Monday Movie Theater Review: Love, Loss, and What I Wore

Love, Loss, and What I Wore
An intimate collection of stories by Nora & Delia Ephron
10/10

Love, Loss, and What I Wore is presented as a theatrical reading: Five chairs in a line on the stage, with lecterns in front of them. Oh, geez, I thought, I’m seeing this? I’m not even seeing a play? I needn’t have worried. The show is presented with a rotating cast of 28, and every cast, as far as I can see, is stellar. We saw Carol Kane, Jayne Houdyshell, Fran Drescher, Didi Conn, and Natasha Lyonne.

Stories, anecdotes, and characters are presented through the context of clothing and accessories. We open with Gingy (Carol Kane), who decided during (an illness? insomnia?) to sketch outfits she remembered. As she showed each outfit, she reminisced. From Brownie uniforms to bridal dresses, Gingy told her life through clothing. None of the other characters stay on-stage past individual tales, so that all five are voicing many women, but every woman’s memories are intertwined with what she wore.

We left feeling like we had shared in a full range of woman’s lives. Houdyshell even presented a character who has just never related to or remembered clothing. Only one item of clothing ever stuck in her mind, and yet that item moved us to tears.

I don’t do the “sisterhood” thing very well. I don’t find myself on board with a lot of what passes for sharing women’s experience or women’s empowerment. As often as not, I feel marginalized by it. But here, honestly, I felt so connected to other women, to being a woman, to sharing womanhood through the vehicle of this text and these performers.

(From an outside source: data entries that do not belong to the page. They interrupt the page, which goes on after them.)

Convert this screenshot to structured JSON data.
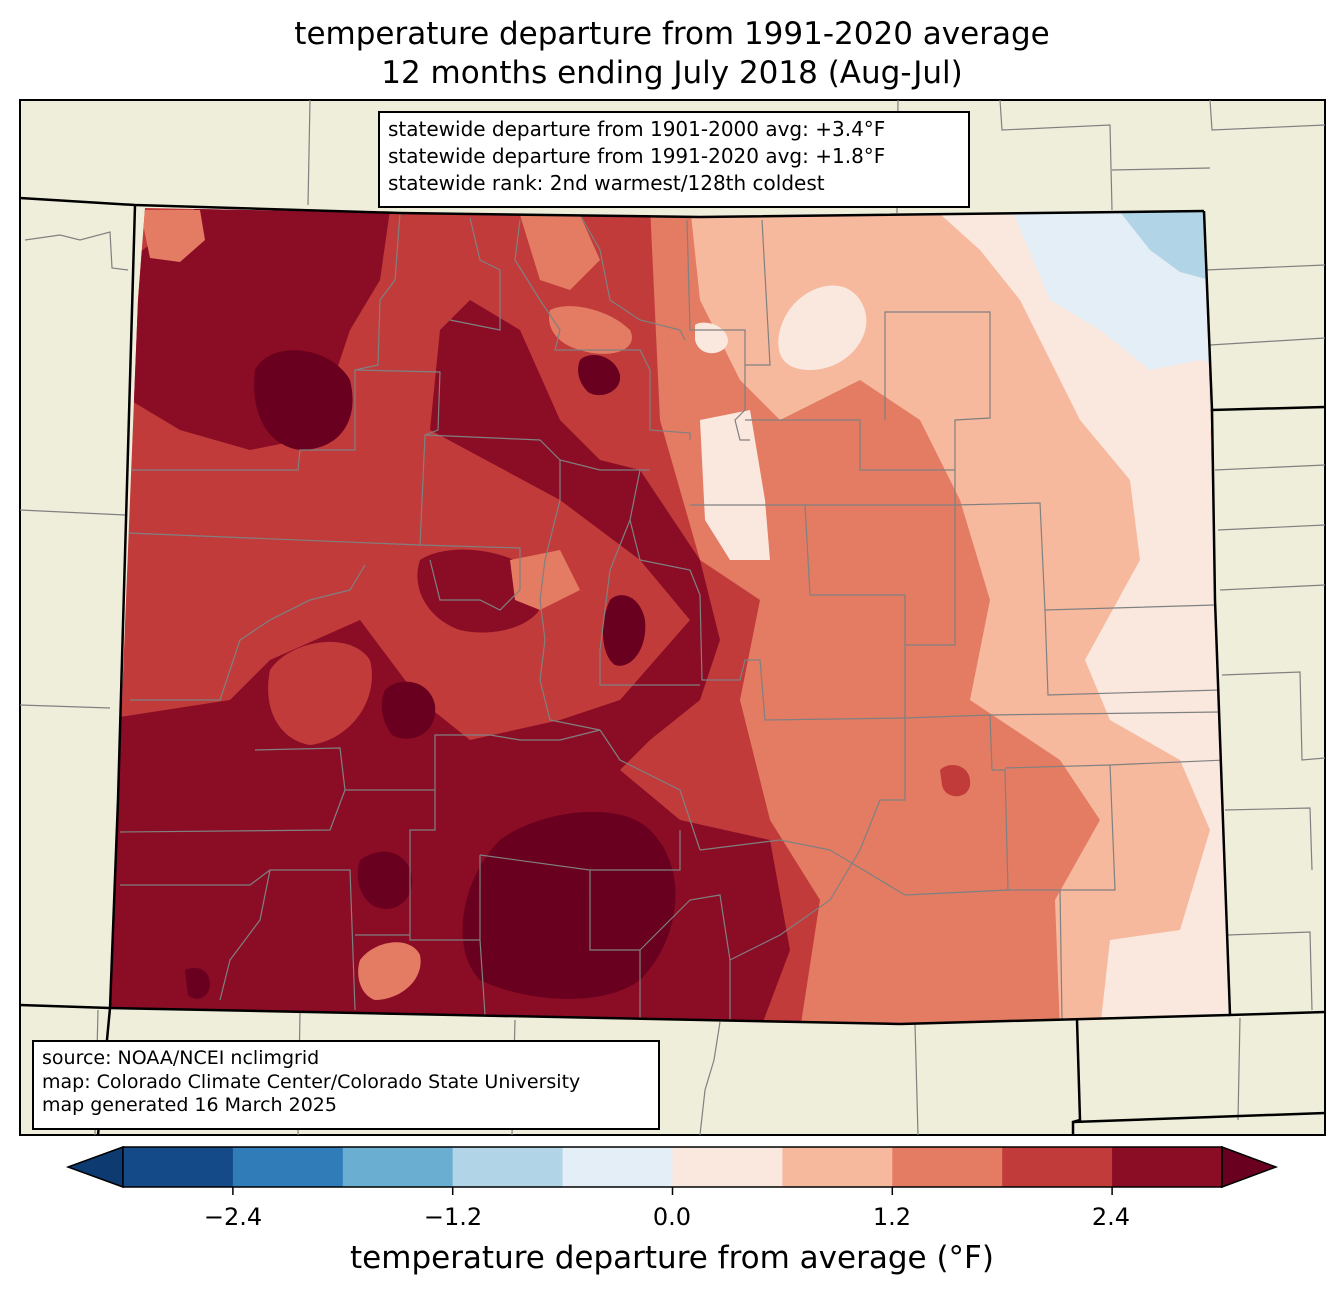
{
  "title": {
    "line1": "temperature departure from 1991-2020 average",
    "line2": "12 months ending July 2018 (Aug-Jul)"
  },
  "stats": {
    "line1": "statewide departure from 1901-2000 avg: +3.4°F",
    "line2": "statewide departure from 1991-2020 avg: +1.8°F",
    "line3": "statewide rank: 2nd warmest/128th coldest"
  },
  "credits": {
    "line1": "source: NOAA/NCEI nclimgrid",
    "line2": "map: Colorado Climate Center/Colorado State University",
    "line3": "map generated 16 March 2025"
  },
  "colorbar": {
    "label": "temperature departure from average (°F)",
    "ticks": [
      "−2.4",
      "−1.2",
      "0.0",
      "1.2",
      "2.4"
    ],
    "bins": [
      -3.0,
      -2.4,
      -1.8,
      -1.2,
      -0.6,
      0.0,
      0.6,
      1.2,
      1.8,
      2.4,
      3.0
    ],
    "colors": [
      "#0d3a70",
      "#154a88",
      "#2f7cb8",
      "#6aaed2",
      "#b1d5e7",
      "#e3eef6",
      "#fae8df",
      "#f7b99e",
      "#e37c63",
      "#c13b3b",
      "#8b0c25",
      "#6a001f"
    ]
  },
  "background_colors": {
    "land": "#efeedb",
    "county_lines": "#808080",
    "state_lines": "#000000"
  }
}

Mostly we laughed. We laughed a lot, and loudly, and sometimes we spontaneously applauded, but yes, there were tears. These were stories about loving black, and hating your purse, and wrangling with your mother over what you’re going to wear, and buying a bra in anticipation of breast reconstruction, and maternity dresses, and prom dresses, and these are women who love and hate their mothers, their bodies, their men, and their lives. Unsurprisingly, these women skew heavily towards Jewish New Yorkers like the Ephrons, but characters portrayed also include a lesbian and a Latina, and in the joys and laughter are also stories of rape, the loss of a child, the loss of a parent, and really bad therapy.

Much more laughter than tears, though. I have a bad laugh. I have a series of bad laughs: Snorts and barks and squeaks and guffaws that burst forth from me at inappropriate moments, and the theater audience got to share every one of them. And I shared theirs.

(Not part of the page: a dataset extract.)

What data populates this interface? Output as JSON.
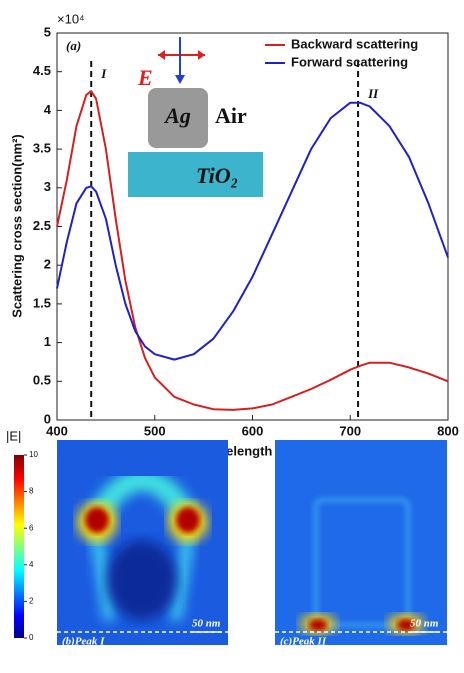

Fran Drescher kind of stole the show. Everyone was great, but the revelations were Drescher and Lyonne, both of whom had more raw performance power than I could ever have anticipated. Drescher owned. Drescher cracked the other women up so they momentarily lost their places. What a pleasure!

So, on I go to Amazon to buy the original book upon which this show is based, and if I find a text of the play I’ll buy that too, because I want to experience these stories over and over. While wearing black.